下面是我的代码,用美丽的汤刮一个网站..代码在Windows上运行良好但在ubuntu上有问题。在ubuntu中,代码有时会运行,有时会出错。
错误如下:
Traceback (most recent call last):
File "Craftsvilla.py", line 22, in <module>
source = requests.get(new_url)
File "/usr/local/lib/python2.7/dist-packages/requests/api.py", line 70, in get
return request('get', url, params=params, **kwargs)
File "/usr/local/lib/python2.7/dist-packages/requests/api.py", line 56, in request
return session.request(method=method, url=url, **kwargs)
File "/usr/local/lib/python2.7/dist-packages/requests/sessions.py", line 488, in request
resp = self.send(prep, **send_kwargs)
File "/usr/local/lib/python2.7/dist-packages/requests/sessions.py", line 609, in send
r = adapter.send(request, **kwargs)
File "/usr/local/lib/python2.7/dist-packages/requests/adapters.py", line 487, in send
raise ConnectionError(e, request=request)

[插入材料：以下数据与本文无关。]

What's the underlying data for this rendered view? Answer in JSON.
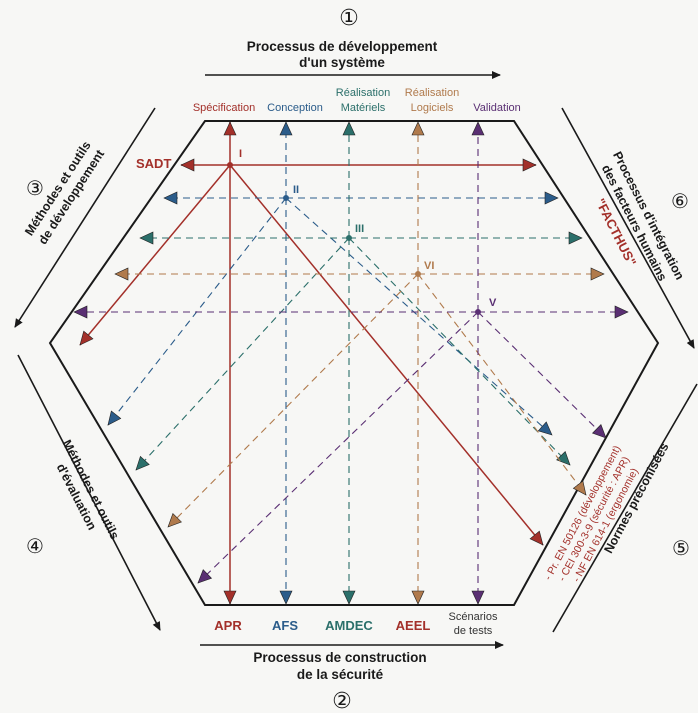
{
  "colors": {
    "ink": "#1a1a1a",
    "red": "#a3302a",
    "blue": "#2b5c8a",
    "teal": "#2b6f6a",
    "orange": "#b07a4c",
    "purple": "#5a2f73",
    "gray": "#555555"
  },
  "top": {
    "number": "①",
    "line1": "Processus de développement",
    "line2": "d'un système"
  },
  "bottom": {
    "number": "②",
    "line1": "Processus de construction",
    "line2": "de la sécurité"
  },
  "left_top": {
    "number": "③",
    "line1": "Méthodes et outils",
    "line2": "de développement"
  },
  "left_bottom": {
    "number": "④",
    "line1": "Méthodes et outils",
    "line2": "d'évaluation"
  },
  "right_top": {
    "number": "⑥",
    "line1": "Processus d'intégration",
    "line2": "des facteurs humains",
    "name": "\"FACTHUS\""
  },
  "right_bottom": {
    "number": "⑤",
    "line1": "Normes préconisées"
  },
  "phases": {
    "spec": "Spécification",
    "conception": "Conception",
    "mat1": "Réalisation",
    "mat2": "Matériels",
    "log1": "Réalisation",
    "log2": "Logiciels",
    "validation": "Validation"
  },
  "safety": {
    "apr": "APR",
    "afs": "AFS",
    "amdec": "AMDEC",
    "aeel": "AEEL",
    "tests1": "Scénarios",
    "tests2": "de tests"
  },
  "method": "SADT",
  "nodes": {
    "n1": "I",
    "n2": "II",
    "n3": "III",
    "n4": "VI",
    "n5": "V"
  },
  "norms": [
    "- Pr. EN 50126 (développement)",
    "- CEI 300-3-9 (sécurité : APR)",
    "- NF EN 614-1 (ergonomie)"
  ]
}
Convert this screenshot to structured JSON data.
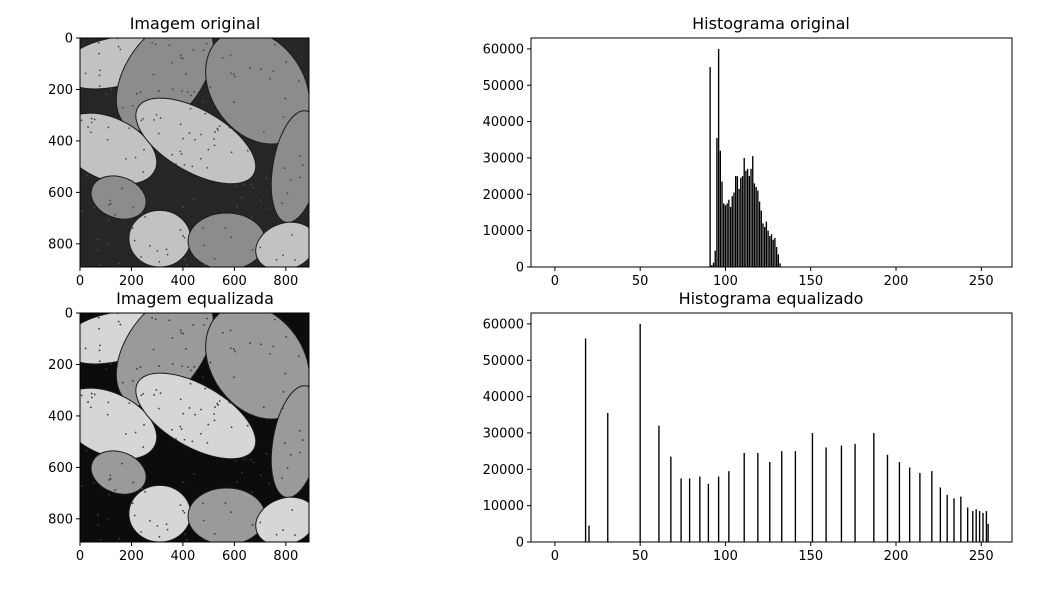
{
  "figure": {
    "titles": {
      "img_orig": "Imagem original",
      "hist_orig": "Histograma original",
      "img_eq": "Imagem equalizada",
      "hist_eq": "Histograma equalizado"
    }
  },
  "chart_data": [
    {
      "type": "image",
      "title": "Imagem original",
      "xlim": [
        0,
        890
      ],
      "ylim": [
        890,
        0
      ],
      "xticks": [
        0,
        200,
        400,
        600,
        800
      ],
      "yticks": [
        0,
        200,
        400,
        600,
        800
      ],
      "contrast": "low"
    },
    {
      "type": "bar",
      "title": "Histograma original",
      "xlim": [
        -14,
        268
      ],
      "ylim": [
        0,
        63000
      ],
      "xticks": [
        0,
        50,
        100,
        150,
        200,
        250
      ],
      "yticks": [
        0,
        10000,
        20000,
        30000,
        40000,
        50000,
        60000
      ],
      "bar_color": "#000000",
      "x": [
        91,
        92,
        93,
        94,
        95,
        96,
        97,
        98,
        99,
        100,
        101,
        102,
        103,
        104,
        105,
        106,
        107,
        108,
        109,
        110,
        111,
        112,
        113,
        114,
        115,
        116,
        117,
        118,
        119,
        120,
        121,
        122,
        123,
        124,
        125,
        126,
        127,
        128,
        129,
        130,
        131,
        132,
        133,
        134,
        135
      ],
      "values": [
        55000,
        500,
        1200,
        4500,
        35500,
        60000,
        32000,
        23500,
        17500,
        17000,
        17500,
        18500,
        16500,
        19500,
        20500,
        25000,
        25000,
        21500,
        24500,
        25000,
        30000,
        26500,
        27000,
        25000,
        27000,
        30500,
        23000,
        22000,
        21000,
        18000,
        15500,
        12000,
        11000,
        12500,
        10000,
        8500,
        9000,
        7500,
        8000,
        5500,
        3500,
        1000,
        0,
        0,
        0
      ]
    },
    {
      "type": "image",
      "title": "Imagem equalizada",
      "xlim": [
        0,
        890
      ],
      "ylim": [
        890,
        0
      ],
      "xticks": [
        0,
        200,
        400,
        600,
        800
      ],
      "yticks": [
        0,
        200,
        400,
        600,
        800
      ],
      "contrast": "high"
    },
    {
      "type": "bar",
      "title": "Histograma equalizado",
      "xlim": [
        -14,
        268
      ],
      "ylim": [
        0,
        63000
      ],
      "xticks": [
        0,
        50,
        100,
        150,
        200,
        250
      ],
      "yticks": [
        0,
        10000,
        20000,
        30000,
        40000,
        50000,
        60000
      ],
      "bar_color": "#000000",
      "x": [
        18,
        20,
        31,
        50,
        61,
        68,
        74,
        79,
        85,
        90,
        96,
        102,
        111,
        119,
        126,
        133,
        141,
        151,
        159,
        168,
        176,
        187,
        195,
        202,
        208,
        214,
        221,
        226,
        230,
        234,
        238,
        242,
        245,
        247,
        249,
        251,
        253,
        254
      ],
      "values": [
        56000,
        4500,
        35500,
        60000,
        32000,
        23500,
        17500,
        17500,
        18000,
        16000,
        18000,
        19500,
        24500,
        24500,
        22000,
        25000,
        25000,
        30000,
        26000,
        26500,
        27000,
        30000,
        24000,
        22000,
        20500,
        19000,
        19500,
        15000,
        13000,
        12000,
        12500,
        9500,
        8500,
        9000,
        8500,
        8000,
        8500,
        5000
      ]
    }
  ]
}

requests.exceptions.ConnectionError: HTTPConnectionPool(host='www.craftsvilla.com', port=80): Max retries exceeded with url: /shop/01-princess-ayesha-cotton-salwar-suit-for-rudra-house/5601472 (Caused by NewConnectionError('<requests.packages.urllib3.connection.HTTPConnection object at 0x7f6685fc3310>: Failed to establish a new connection: [Errno -2] Name or service not known',))
以下是我的代码:
import requests
import lxml
from bs4 import BeautifulSoup
import xlrd
import xlwt
file_location = "/home/nitink/Python Linux/BeautifulSoup/Craftsvilla/Craftsvilla.xlsx"
workbook = xlrd.open_workbook(file_location)
sheet = workbook.sheet_by_index(0)
products = []
for r in range(sheet.nrows):
products.append(sheet.cell_value(r,0))
book = xlwt.Workbook(encoding= "utf-8", style_compression = 0)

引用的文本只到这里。